Are you calculating the mean value for each file and then taking the mean of those means? That's not the correct approach. You need to combine all of the relevant data into a single data frame or vector and take the mean of that.
a <- c(1:5)
b <- c(1:10)
c <- c(10:15)
mean(c(a,b,c))
[1] 6.904762
mean(c(mean(a),mean(b),mean(c)))
[1] 7
You want the first approach, not the second.
####7) My function seems to work when id
is a single value but I get the following error message when it's something like 70:72
: "In pollutant1$ID == 1:332 : longer object length is not a multiple of shorter object length".
You probably have a line of code that looks something like this: dat_subset <- dat[which(dat[ , "ID"] == id), ]
Subsetting by ID
works when id
is a vector of length 1. However, when id = 1:10
for example, you have a problem. The issue goes back to the SWIRL example (and maybe lecture?) regarding how R handles vectors of differing lengths.
An example:
> x <- 1:10
> y <- 1:5
> x + y
[1] 2 4 6 8 10 7 9 11 13 15
Each value of y gets added to x. But because y is shorter than x, after adding 5+5, R starts over from the beginning of y and adds 6+1, 7+2, etc.
That's what is happening with the subset when id is a vector longer than 1. The first row gets compared to the first value of id. The second row gets compared to the second value of id, etc. It repeats id until it gets to the end of the vector or data frame you're subsetting. The warning is telling you that the length of dat$nitrate or dat$sulfate is not divisible by the length of id.
Essentially, there are 2 options to solve this. The first is to not use a subset for id
at all. You presumably already have a loop in your code, so instead of combining all 332 files together, why not use that loop to combine only the files specified by id
in the first place?
The other alternative is to replace the ==
with %in%
. In this case, the %in% operator will check each value of id
against every value in the ID
column, which is what you want.

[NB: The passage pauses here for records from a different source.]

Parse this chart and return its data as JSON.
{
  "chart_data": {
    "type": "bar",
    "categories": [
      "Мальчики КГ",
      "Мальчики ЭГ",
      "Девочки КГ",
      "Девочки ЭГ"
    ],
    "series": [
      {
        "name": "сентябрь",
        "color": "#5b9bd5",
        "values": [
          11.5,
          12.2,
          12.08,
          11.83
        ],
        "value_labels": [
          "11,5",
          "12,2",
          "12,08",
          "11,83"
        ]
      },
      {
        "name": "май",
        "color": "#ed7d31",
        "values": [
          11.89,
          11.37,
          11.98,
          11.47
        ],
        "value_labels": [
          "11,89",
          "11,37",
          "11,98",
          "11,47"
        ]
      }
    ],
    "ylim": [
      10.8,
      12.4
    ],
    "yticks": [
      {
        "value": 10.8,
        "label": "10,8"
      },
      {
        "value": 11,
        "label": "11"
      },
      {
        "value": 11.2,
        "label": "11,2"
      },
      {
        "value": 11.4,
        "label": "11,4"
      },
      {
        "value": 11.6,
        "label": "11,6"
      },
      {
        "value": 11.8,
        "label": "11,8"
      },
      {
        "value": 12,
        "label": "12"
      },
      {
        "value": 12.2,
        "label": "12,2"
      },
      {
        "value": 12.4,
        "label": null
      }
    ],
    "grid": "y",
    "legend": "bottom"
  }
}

The downside to this approach is that it will probably be very, very slow if you've followed the tutorial example to create pollutantmean()
.
####8) How do I subset for either nitrate
or sulfate
when I calculate the mean?
If you wanted to subset nitrate, you would do that with dat[, "nitrate"]
. Likewise you would use dat[, "sulfate"]
for sulfate. When the function gets called you'll have something like: pollutantmean(directory = "specdata", pollutant = "nitrate", id = 1:332)
.
So if you have either pollutant = "nitrate"
or pollutant = "sulfate"
, what would you put in place of "sulfate"
and "nitrate"
in subsetting examples above so that it would work in either case?
####9) I'm subsetting my data frame using dat$pollutant
but it doesn't seem to be working.
Recall from the lectures that $ makes R look for a literal name match. That's not what you want. You want to subset by the value of pollutant (either "sulfate" or "nitrate"), not by "pollutant" since you don't have a column by that name. So, you need to use brackets instead of $.
That could be either something like [[pollutant]] or [, pollutant]